Koordination

Projektförderung

Projektpartner

Laufzeit

April 2022 bis März 2025

Concept

The network makes diagnosing in its significance and function for modern societies the subject of interdisciplinary, social, cultural and historical analyses. It understands diagnostics as a historically specific form of social self-observation and problematisation that aims to control and shape contingent developments in order to bring about an imagined future.

Research interest

Against this background, the network aims firstly to historicise this particular practice of social self-observation and problematisation, secondly to explore its specific rationality in relation to other forms of rational control of social processes, thirdly to gain an overview of the respective historical and contemporary forms of diagnosing and fourthly to shed light on its reality-creating power using selected cases as examples.

The network thus pursues the overarching question of what the various manifestations of diagnosing do for the self-control and performative self-constitution of modern societies. Since the spread of diagnostic practices cannot be understood without 'beings' who carry out these practices (in interaction with infrastructures, technologies, etc.), the research interest in this context is also directed , fifthly, at the subjectivation of individuals, collectives and organisations as 'actors' of diagnostics.

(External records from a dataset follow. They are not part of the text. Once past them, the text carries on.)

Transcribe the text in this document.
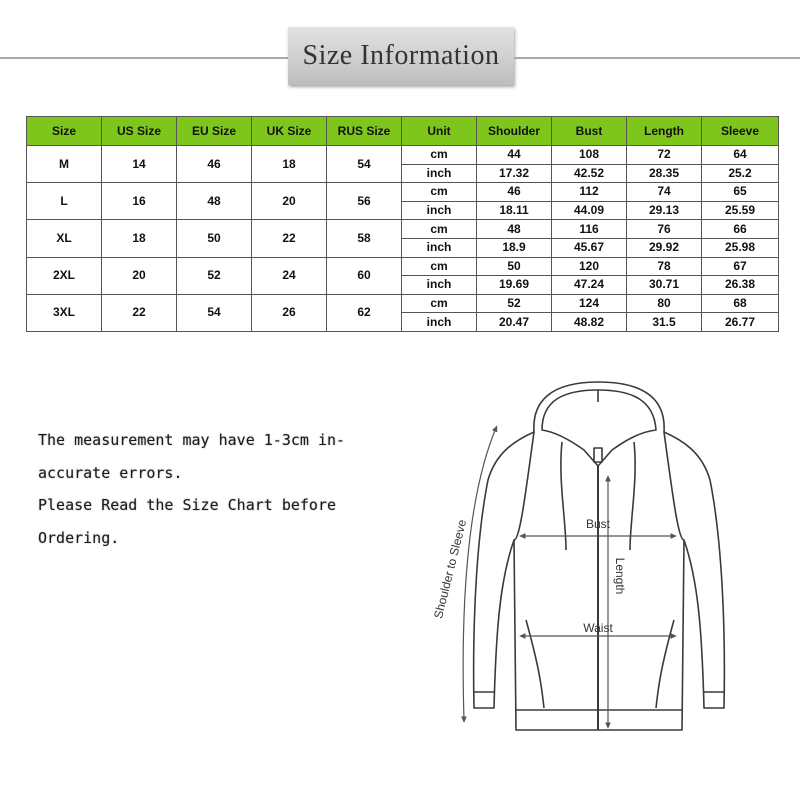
Size Information
Size	US Size	EU Size	UK Size	RUS Size	Unit	Shoulder	Bust	Length	Sleeve
M	14	46	18	54	cm	44	108	72	64
					inch	17.32	42.52	28.35	25.2
L	16	48	20	56	cm	46	112	74	65
					inch	18.11	44.09	29.13	25.59
XL	18	50	22	58	cm	48	116	76	66
					inch	18.9	45.67	29.92	25.98
2XL	20	52	24	60	cm	50	120	78	67
					inch	19.69	47.24	30.71	26.38
3XL	22	54	26	62	cm	52	124	80	68
					inch	20.47	48.82	31.5	26.77
The measurement may have 1-3cm in-
accurate errors.
Please Read the Size Chart before
Ordering.	Shoulder to Sleeve	Bust
Length
Waist
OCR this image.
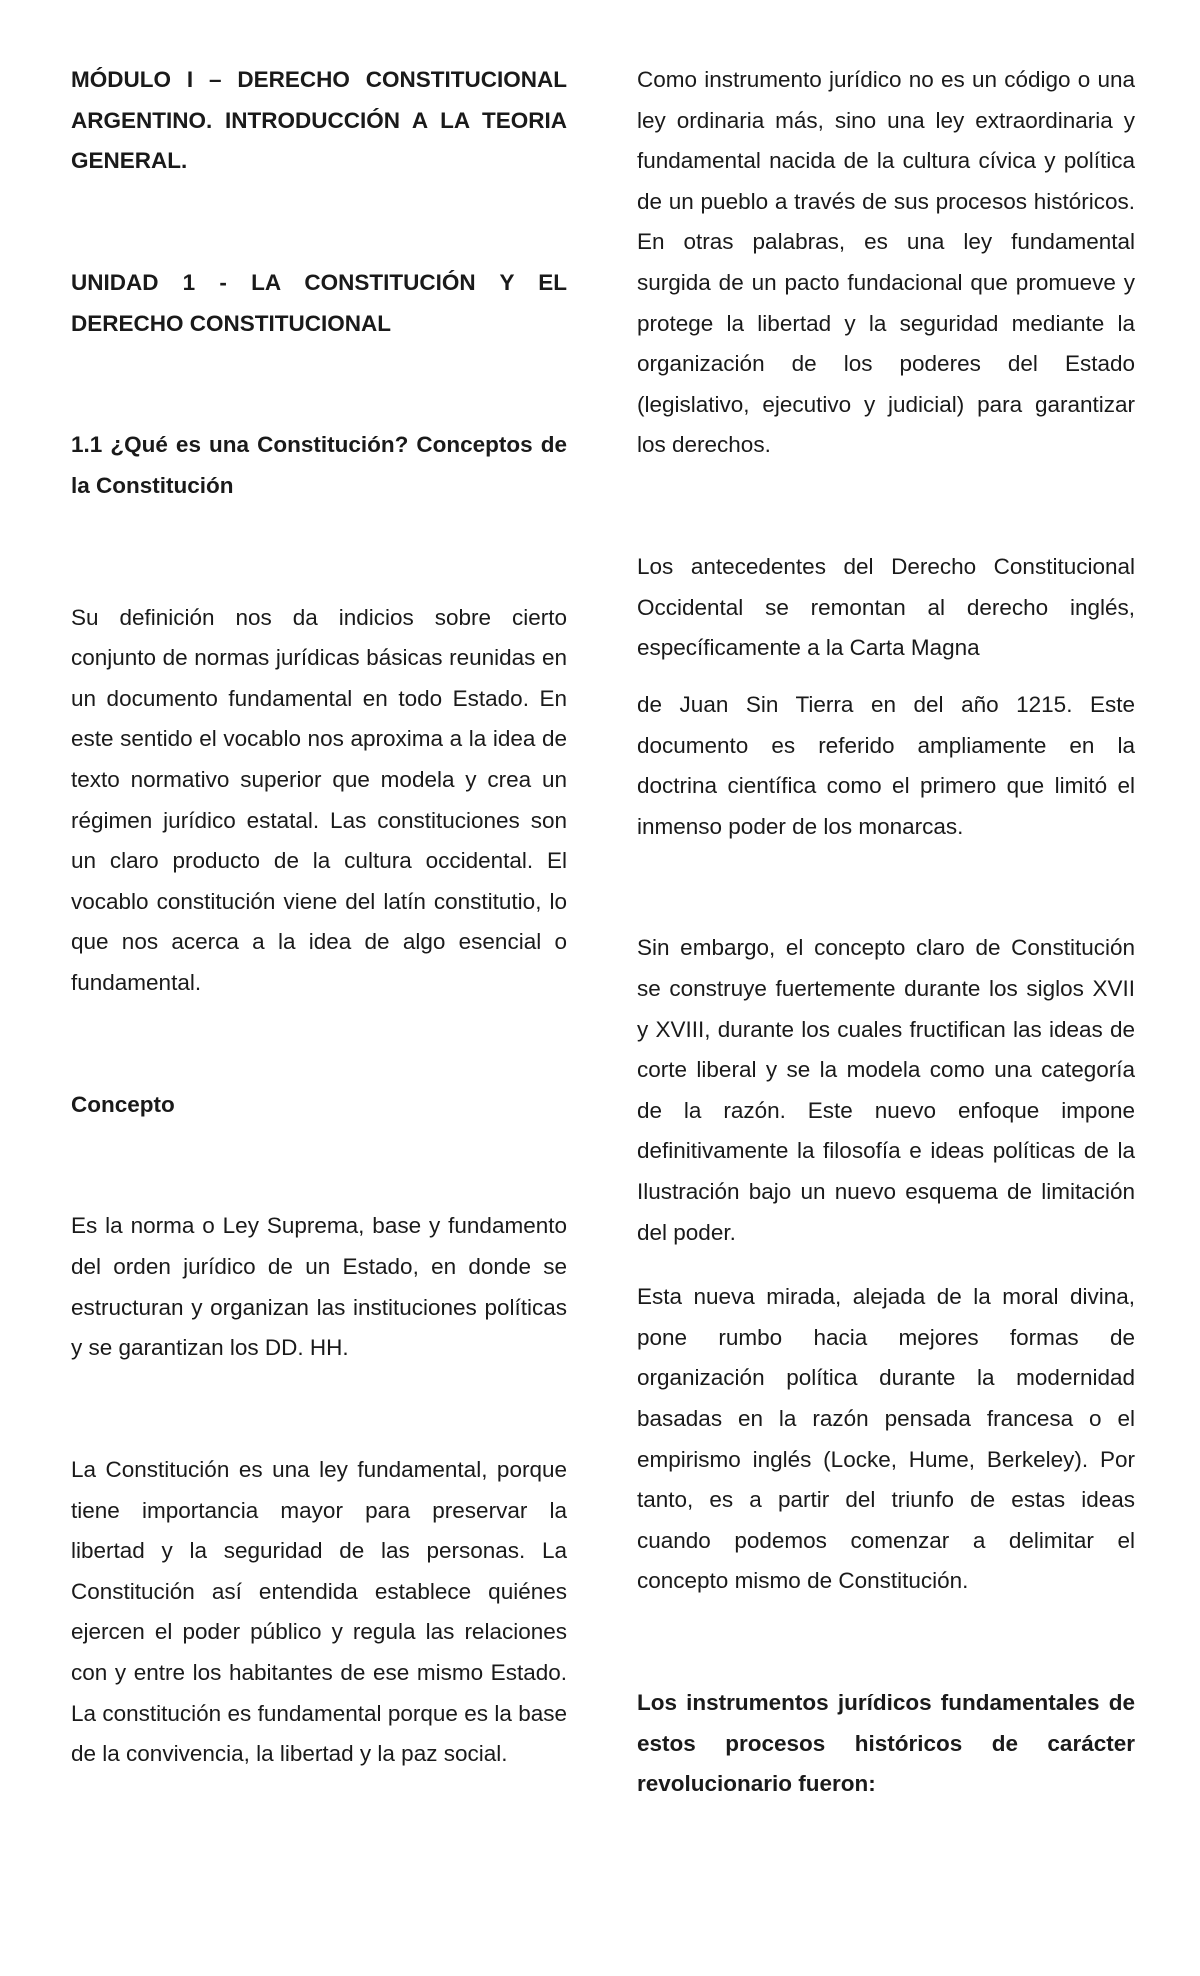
MÓDULO I – DERECHO CONSTITUCIONAL ARGENTINO. INTRODUCCIÓN A LA TEORIA GENERAL.

UNIDAD 1 - LA CONSTITUCIÓN Y EL DERECHO CONSTITUCIONAL

1.1 ¿Qué es una Constitución? Conceptos de la Constitución

Su definición nos da indicios sobre cierto conjunto de normas jurídicas básicas reunidas en un documento fundamental en todo Estado. En este sentido el vocablo nos aproxima a la idea de texto normativo superior que modela y crea un régimen jurídico estatal. Las constituciones son un claro producto de la cultura occidental. El vocablo constitución viene del latín constitutio, lo que nos acerca a la idea de algo esencial o fundamental.

Concepto

Es la norma o Ley Suprema, base y fundamento del orden jurídico de un Estado, en donde se estructuran y organizan las instituciones políticas y se garantizan los DD. HH.

La Constitución es una ley fundamental, porque tiene importancia mayor para preservar la libertad y la seguridad de las personas. La Constitución así entendida establece quiénes ejercen el poder público y regula las relaciones con y entre los habitantes de ese mismo Estado. La constitución es fundamental porque es la base de la convivencia, la libertad y la paz social.

Como instrumento jurídico no es un código o una ley ordinaria más, sino una ley extraordinaria y fundamental nacida de la cultura cívica y política de un pueblo a través de sus procesos históricos. En otras palabras, es una ley fundamental surgida de un pacto fundacional que promueve y protege la libertad y la seguridad mediante la organización de los poderes del Estado (legislativo, ejecutivo y judicial) para garantizar los derechos.

Los antecedentes del Derecho Constitucional Occidental se remontan al derecho inglés, específicamente a la Carta Magna

de Juan Sin Tierra en del año 1215. Este documento es referido ampliamente en la doctrina científica como el primero que limitó el inmenso poder de los monarcas.

Sin embargo, el concepto claro de Constitución se construye fuertemente durante los siglos XVII y XVIII, durante los cuales fructifican las ideas de corte liberal y se la modela como una categoría de la razón. Este nuevo enfoque impone definitivamente la filosofía e ideas políticas de la Ilustración bajo un nuevo esquema de limitación del poder.

Esta nueva mirada, alejada de la moral divina, pone rumbo hacia mejores formas de organización política durante la modernidad basadas en la razón pensada francesa o el empirismo inglés (Locke, Hume, Berkeley). Por tanto, es a partir del triunfo de estas ideas cuando podemos comenzar a delimitar el concepto mismo de Constitución.

Los instrumentos jurídicos fundamentales de estos procesos históricos de carácter revolucionario fueron:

The research interests outlined above are motivated by cultural history and cultural sociology: they are based on the assumption that the orders of societies and the forms of their subjects are not only based on socio-structural "basic processes" (Christof Dipper), but also on cultural processes of self-perception that interact with the "basic processes". Seen in this light, societies and their subjects are not only socio-structural but also cultural formations. And an influential force in their cultural self-formation in modernity, according to our thesis, are practices of diagnosing, in which in turn historically specific and consequently changeable social imaginations of crisis, openness to the future and mouldability are constituted.

Procedure

In order to identify (historically and sector-specifically, diachronically and synchronously) distinguishable forms of diagnosing and to make them accessible for empirical studies, a heuristic concept of diagnosis is required that comprises the following steps: 1. the relevance of individual characteristics, made observable with special techniques and (measurement) procedures, as symptoms for the deviation from a normal or standard state; 2. the synthesis of individual symptoms into an integral crisis form; 3. the systematic prognosis of future developments based on an anamnesis and the consideration of other factors; finally, 4. proposals for subsequent therapeutic (preventive, corrective, supportive, promoting) measures of intervention (e.g. interruption, reorganisation, restoration, prevention or optimisation), the implementation of which (e.g. through employment programmes, health policy measures, the levying of a CO2 tax, the subsidisation of electric cars, the promotion of talent, etc.) gives diagnoses the status of a social productive force sui generis.

Not all of these four steps are always taken. For example, although a diagnosis is crucial for legitimising an intervention, not every diagnosis necessarily results in an intervention. Furthermore, we assume that the concept of diagnosis has undergone semantic and pragmatic changes in the course of its migration through various scientific and non-scientific social areas and disciplines, which should therefore also be analysed.

With the help of this heuristic concept, the network aims to track down diagnoses of different mediality, scale and scope: 1. disciplinary and contemporary discourses of diagnosing (e.g. in sociology, educational science, history), which we regard from a performative perspective as a "special form of practices" (Andreas Reckwitz) insofar as they produce the facts of which they 'speak' in 'speaking' in the first place; 2. historical and current cultural performances, e.g. on the stages of theatre, opera or sport, in which crisis scenarios and future concepts take on a special sensual-sensual form and conciseness due to the physicality and imagery of the representations; 3. diagnostic practices, e.g. measuring deviations from the norm or potentials in different time periods, social areas and material arrangements. Methodologically, the network's analyses are therefore primarily based on (historical) discourse analysis, concepts of the performative informed by media theory and approaches from (cultural) sociology and historical praxeology.

In conjunction with socio-theoretical reflection on the historical and social conditions of the emergence and dissemination of diagnoses, these theoretical and methodological instruments make it possible to use interdisciplinary case studies to investigate the diversity of diagnostic topics, their manifestations, their changes, their modes of action and their consequences for social self-perception and political self-organisation.